# 2 latent methods for dimension reduction and topic modeling

![](https://cdn.pixabay.com/photo/2015/11/07/11/17/golden-gate-bridge-1030999_960_720.jpg)
Photo: https://pixabay.com/en/golden-gate-bridge-women-back-1030999/

Before the state-of-the-art word embedding technique, Latent Semantic Analysis (LSA) and Latent Dirichlet Allocation (LDA) area good approaches to deal with NLP problems. Both LSA and LDA have same input which is Bag of words in matrix format. LSA focus on reducing matrix dimension while LDA solves topic modeling problems.

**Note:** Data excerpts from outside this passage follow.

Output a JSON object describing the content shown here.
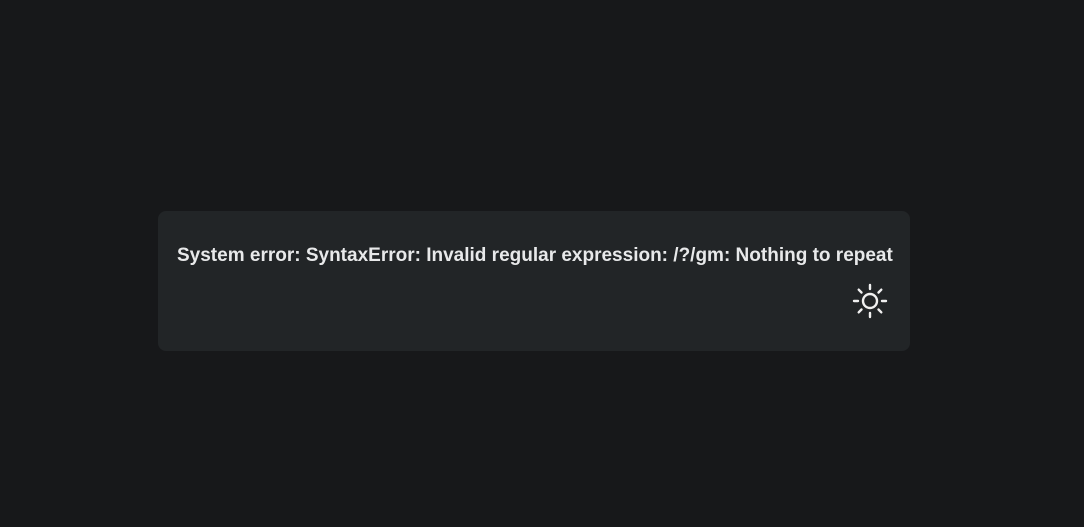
{
  "error_card": {
    "message": "System error: SyntaxError: Invalid regular expression: /?/gm: Nothing to repeat"
  },
  "theme_toggle": {
    "icon": "sun-icon"
  },
  "colors": {
    "background": "#17181a",
    "card": "#222527",
    "text": "#e8e9ea",
    "icon": "#f0f0f0"
  }
}
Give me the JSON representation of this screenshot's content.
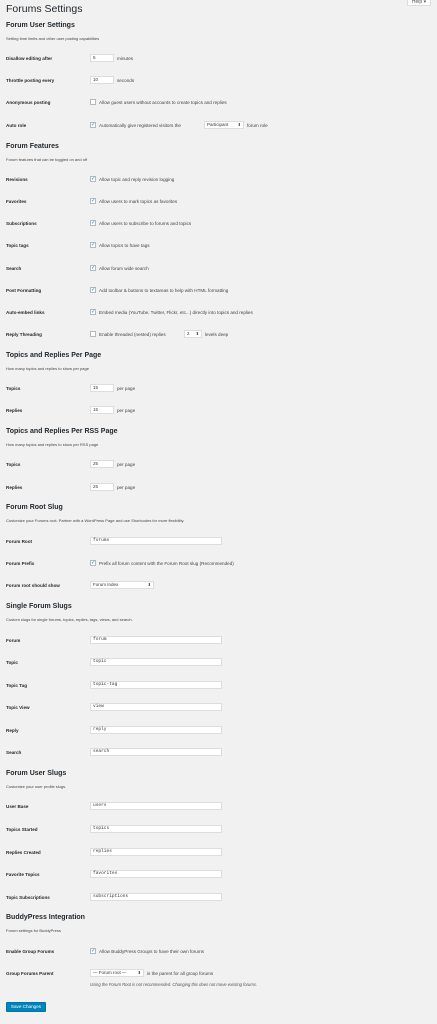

I will not go through mathematical detail and as there is lot of great material for that. You may check it from reference. For the sake of keeping it easy to understand, I did not do pre-processing such as stopwords removal. It is critical part when you use LSA, LSI and LDA. After reading this article, you will know:
- Latent Semantic Analysis (LSA)
- Latent Dirichlet Allocation (LDA)
- Take Away

In [1]:
from sklearn.datasets import fetch_20newsgroups
train_raw = fetch_20newsgroups(subset='train')
test_raw = fetch_20newsgroups(subset='test')

x_train = train_raw.data
y_train = train_raw.target

x_test = test_raw.data
y_test = test_raw.target

# Latent Semantic Analysis (LSA)

The idea is that words will occurs in similar pieces of text if they have similar meaning. People usually use Latent Semantic Indexing (LSI) as an alternative name in NLP field.

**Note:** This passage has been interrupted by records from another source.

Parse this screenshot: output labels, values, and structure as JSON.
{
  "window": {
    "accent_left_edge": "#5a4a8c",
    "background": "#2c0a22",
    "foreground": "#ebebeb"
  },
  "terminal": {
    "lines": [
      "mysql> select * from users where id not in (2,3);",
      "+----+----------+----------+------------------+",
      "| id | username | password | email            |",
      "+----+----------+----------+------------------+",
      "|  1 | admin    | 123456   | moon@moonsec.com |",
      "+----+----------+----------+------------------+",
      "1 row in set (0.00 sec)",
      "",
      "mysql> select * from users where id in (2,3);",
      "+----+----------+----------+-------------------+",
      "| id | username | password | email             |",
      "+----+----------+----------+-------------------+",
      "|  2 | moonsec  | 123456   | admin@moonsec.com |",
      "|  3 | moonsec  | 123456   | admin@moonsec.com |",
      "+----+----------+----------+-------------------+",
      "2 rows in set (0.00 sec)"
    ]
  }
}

First of all, we have m documents and n words as input. An m * n matrix can be constructed while column and row are document and word respectively. You can use count occurrence or TF-IDF score. However, TF-IDF is better than count occurrence in most of the time as high frequency do not account for better classification.

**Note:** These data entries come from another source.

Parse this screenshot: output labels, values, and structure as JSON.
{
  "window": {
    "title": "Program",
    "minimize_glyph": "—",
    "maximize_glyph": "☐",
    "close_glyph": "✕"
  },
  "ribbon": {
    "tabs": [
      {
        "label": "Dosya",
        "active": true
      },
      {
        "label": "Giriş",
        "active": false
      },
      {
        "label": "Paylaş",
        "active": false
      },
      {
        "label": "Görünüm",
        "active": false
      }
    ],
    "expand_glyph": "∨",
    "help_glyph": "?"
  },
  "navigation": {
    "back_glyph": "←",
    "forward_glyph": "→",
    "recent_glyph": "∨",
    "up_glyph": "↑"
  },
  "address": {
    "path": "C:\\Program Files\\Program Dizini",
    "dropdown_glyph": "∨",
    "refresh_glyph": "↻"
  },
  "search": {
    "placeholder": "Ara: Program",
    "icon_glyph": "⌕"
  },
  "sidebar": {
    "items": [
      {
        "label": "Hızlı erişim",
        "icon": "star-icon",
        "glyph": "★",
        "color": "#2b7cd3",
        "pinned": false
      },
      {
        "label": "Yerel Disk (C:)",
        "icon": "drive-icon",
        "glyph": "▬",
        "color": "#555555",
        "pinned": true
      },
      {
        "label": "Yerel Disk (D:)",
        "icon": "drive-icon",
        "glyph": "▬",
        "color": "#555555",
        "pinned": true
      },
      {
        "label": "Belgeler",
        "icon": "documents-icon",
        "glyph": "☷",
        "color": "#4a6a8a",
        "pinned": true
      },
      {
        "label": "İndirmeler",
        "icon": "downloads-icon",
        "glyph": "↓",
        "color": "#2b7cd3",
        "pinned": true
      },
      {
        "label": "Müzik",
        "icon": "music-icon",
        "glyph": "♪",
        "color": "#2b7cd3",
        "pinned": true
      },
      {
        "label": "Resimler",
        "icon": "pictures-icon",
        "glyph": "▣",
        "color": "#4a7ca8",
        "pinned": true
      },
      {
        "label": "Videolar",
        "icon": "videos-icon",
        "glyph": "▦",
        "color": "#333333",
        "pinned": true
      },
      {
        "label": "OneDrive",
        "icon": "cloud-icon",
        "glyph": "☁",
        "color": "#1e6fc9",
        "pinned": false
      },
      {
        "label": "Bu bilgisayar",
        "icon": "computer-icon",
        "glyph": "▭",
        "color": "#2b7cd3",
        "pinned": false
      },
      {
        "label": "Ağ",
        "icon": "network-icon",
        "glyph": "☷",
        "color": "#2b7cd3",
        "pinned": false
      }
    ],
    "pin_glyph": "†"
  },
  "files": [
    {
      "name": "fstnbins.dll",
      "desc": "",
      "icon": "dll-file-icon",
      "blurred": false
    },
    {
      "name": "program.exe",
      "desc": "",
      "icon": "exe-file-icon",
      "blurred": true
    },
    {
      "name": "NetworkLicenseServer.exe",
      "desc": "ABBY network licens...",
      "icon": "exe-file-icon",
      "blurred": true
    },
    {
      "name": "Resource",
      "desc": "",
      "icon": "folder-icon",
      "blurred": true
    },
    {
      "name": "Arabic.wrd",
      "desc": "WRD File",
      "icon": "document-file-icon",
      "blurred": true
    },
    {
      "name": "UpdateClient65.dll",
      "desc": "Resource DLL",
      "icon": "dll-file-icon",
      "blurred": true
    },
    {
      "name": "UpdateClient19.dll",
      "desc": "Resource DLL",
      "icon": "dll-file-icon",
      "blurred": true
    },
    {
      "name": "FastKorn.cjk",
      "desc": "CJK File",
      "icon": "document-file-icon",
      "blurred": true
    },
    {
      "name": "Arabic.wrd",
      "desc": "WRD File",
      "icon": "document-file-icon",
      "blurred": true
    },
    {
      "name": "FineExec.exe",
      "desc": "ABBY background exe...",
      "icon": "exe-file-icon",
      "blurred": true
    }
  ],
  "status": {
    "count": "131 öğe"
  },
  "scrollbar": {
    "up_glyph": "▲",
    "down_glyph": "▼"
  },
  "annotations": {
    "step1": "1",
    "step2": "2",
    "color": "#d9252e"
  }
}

![](https://1.bp.blogspot.com/-tnzPA6dDtTU/Vw6EWm_PjCI/AAAAAAABDwI/JatHtUJb4fsce9E-Ns5t02_nakFtGrsugCLcB/s1600/%25E8%259E%25A2%25E5%25B9%2595%25E5%25BF%25AB%25E7%2585%25A7%2B2016-04-14%2B%25E4%25B8%258A%25E5%258D%25881.39.07.png)
Photo: http://mropengate.blogspot.com/2016/04/tf-idf-in-r-language.html

The idea of TF-IDF is that high frequency may not able to provide much information gain. In another word, rare words contribute more weights to the model. Word importance will be increased if the number of occurrence within same document (i.e. training record). On the other hand, it will be decreased if it occurs in corpus (i.e. other training records). For detail, you may check this [blog](https://towardsdatascience.com/3-basic-approaches-in-bag-of-words-which-are-better-than-word-embeddings-c2cbc7398016).

The challenge is that the matrix is very sparse (or high dimension) and noisy (or include lots of low frequency word). So truncated SVD is adopted to reduce dimension.

![]()

The idea of SVD is finding the most valuable information and using lower dimension t to represent same thing.

In [2]:
from sklearn.feature_extraction.text import TfidfVectorizer
from sklearn.decomposition import TruncatedSVD
from sklearn.linear_model import LogisticRegression
from sklearn.model_selection import cross_val_score, KFold
from multiprocessing import cpu_count
import pandas as pd

In [3]:
def build_bow(x_train, x_test):
    tfidf_vec = TfidfVectorizer(use_idf=False, norm='l2')
    
    transformed_x_train = tfidf_vec.fit_transform(x_train)
    transformed_x_test = tfidf_vec.transform(x_test)
    
    print('BoW output shape:', transformed_x_train.shape)
    
    return tfidf_vec, transformed_x_train, transformed_x_test

tfidf_bow, x_train_bow, x_test_bow = build_bow(x_train, x_test)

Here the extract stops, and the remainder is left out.